Ces constats et le brouillon de stratégie qui en découle sont à analyser dans un environnement et une époque. (Nous avouons le caractère brouillon : insatisfaisant et peut-être ridicule… Mais fondamental.) Un individualisme d’essence libérale a triomphé par défaut, au détriment d’un nouvel individualisme révolutionnaire qu’il serait urgent d’imaginer. Pour nombre de camarades de nos réseaux, la lutte des classes est abstraite ou passée de mode. On peut y voir une conséquence de la sociologie d’un milieu, de l’extraction largement aisée de ses membres… ou en tout cas de l’influence des individu-e-s de culture bourgeoise dans ce milieu. C’est pourquoi une critique hédoniste du travail, certainement justifiée, y a pris l’ascendant sur une critique de l’exploitation salariale et de la domination des classes populaires. L’autre explication est que la théorisation de la lutte des classes et son encadrement servent d’exutoire à toutes les vanités et à toutes les prétentions hégémoniques d’une petite bourgeoisie intellectuelle qui pullule chez les révolutionnaires, anarchistes y compris. Cette catastrophe a détourné pour longtemps de nombreux-ses camarades, en particulier issu-e-s des classes populaires, de ce champ de bataille.

La mobilisation contre la réforme du régime des retraites a amorcé, du moins l’espérons-nous, une reconquête de ce fait, de cette idée : la lutte des classes ; et des pratiques qui doivent l’accompagner. Les retraites ont été un prétexte au départ, il a fallu une plus-value à ce mouvement pour nous y intéresser et nous y investir plus loin (l’ampleur de la répression et du maintien de l’ordre, le fantasme d’une pénurie et son contournement par l’état, bref : des espoirs et des dispositifs du pouvoir pour les anéantir). Mais chemin faisant, nous avons pu faire découvrir et redécouvrir nous-mêmes tous les problèmes en orbite autour de cette réforme et de son objet : le chantage entre le travail, son exploitation, et le chômage, sa misère. Le temps du travail aliéné et sa rémunération, autrement dit le taux d’extorsion. La domination instituée par une classe de gestionnaires et de technocrates. La diversion et l’endiguement de la colère populaire, organisés par médias et organisations de gauche ou syndicats… Bien que quasi naufragés eux-mêmes à force de contorsions risibles.
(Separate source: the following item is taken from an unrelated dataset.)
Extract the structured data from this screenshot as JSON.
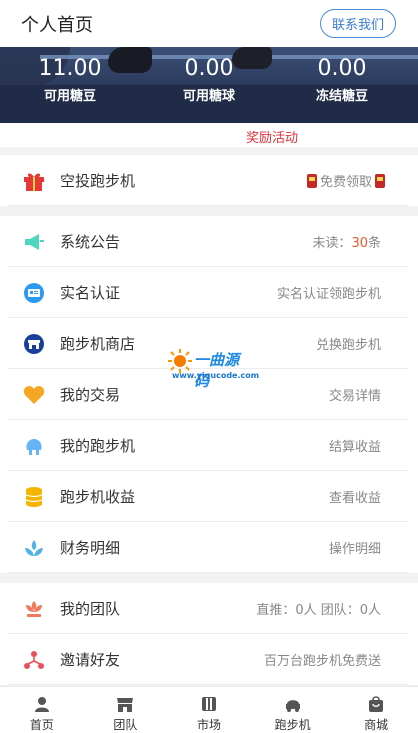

Nous abordons dorénavant tout ceci avec une lucidité plus grande et une expérience plus profonde. Au-delà des obstacles et des pièges, nous avons aussi retrouvé un sens littéral à la solidarité, un sens pratique de la coopération. Nous prenons de nouveau au sérieux la loi du nombre, insatisfait-e-s par les postures avant-gardistes ou identitaires, fréquentes à l’échelle groupusculaire. Les rapports de force qui structurent d’une part cette société, et d’autre part les luttes contre celle-ci, ou qui prétendent l’être, ne nous surprennent plus, ne nous intimident plus. Nous avons le temps, l’énergie pour croître, nous multiplier et nous renforcer ; mais nous savons aussi que nous en avons trop peu pour le gâcher en faisant du persiflage et des querelles l’essentiel de nos activités.

Une arrière-garde

Toutes les citations sont extraites de Colette Magny, Bernard Lavillier et Kerry James.